Eugénie Rebetez dans "Bienvenue", mise en scène par Martin Zimmermann.
Image issue du dossier de presse de l'ADC Genève.
Augustin Rebetez
ADC Genève [ADC Genève - Augustin Rebetez]
Théâtre: "Bienvenue" d'Eugénie Rebetez, mise en scène de Martin Zimmermann / Culture au point / 6 min. / le 5 novembre 2017
L’artiste jurassienne Eugénie Rebetez présente son troisième spectacle en solo. Après "Gina" et "Encore", voici "Bienvenue", un autoportrait entre numéro de clown burlesque et danse contemporaine.

La scène est un appartement. Un drôle d’appartement où miroirs, commode, tapis, table ou fenêtres sont autant de chausse-trapes. Eugénie Rebetez débarque en tablier, deux serpillières aux pieds, un téléphone dans la main et du Rihanna plein les oreilles. On peut faire le ménage et se rêver reine du R’n’B.

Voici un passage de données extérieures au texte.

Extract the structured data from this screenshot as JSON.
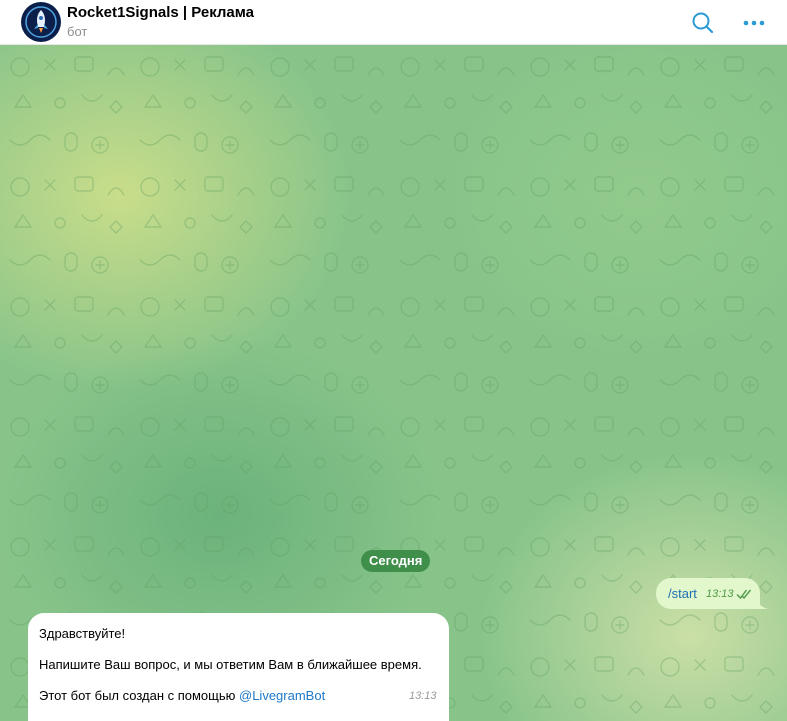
{
  "header": {
    "title": "Rocket1Signals | Реклама",
    "subtitle": "бот",
    "avatar_icon": "rocket-logo-icon",
    "search_icon": "search-icon",
    "more_icon": "more-dots-icon",
    "accent_color": "#2b9bd6"
  },
  "chat": {
    "date_label": "Сегодня",
    "outgoing": {
      "text": "/start",
      "time": "13:13",
      "status_icon": "double-check-icon"
    },
    "incoming": {
      "line1": "Здравствуйте!",
      "line2": "Напишите Ваш вопрос, и мы ответим Вам в ближайшее время.",
      "line3_prefix": "Этот бот был создан с помощью ",
      "mention": "@LivegramBot",
      "time": "13:13"
    },
    "bubble_out_color": "#e2f7cb",
    "bubble_in_color": "#ffffff"
  }
}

L’accent est jurassien, AOC Mervelier, mais pas que. Là aussi, attention aux faux semblants: l'artiste jurassienne peut lessiver son accent, passer à l’anglais ou se dissoudre dans les cris, le babil ou les onomatopées. Sur scène, Eugénie Rebetez bouge, beaucoup, se trouve rarement là où on l’attend.

Beaucoup de danse

Elle est artiste, Eugénie Rebetez. Mais de quoi au juste? Il y a de la danse dans "Bienvenue". Beaucoup plus de danse que dans ses précédents spectacles, "Gina" (2010) et "Encore" (2013).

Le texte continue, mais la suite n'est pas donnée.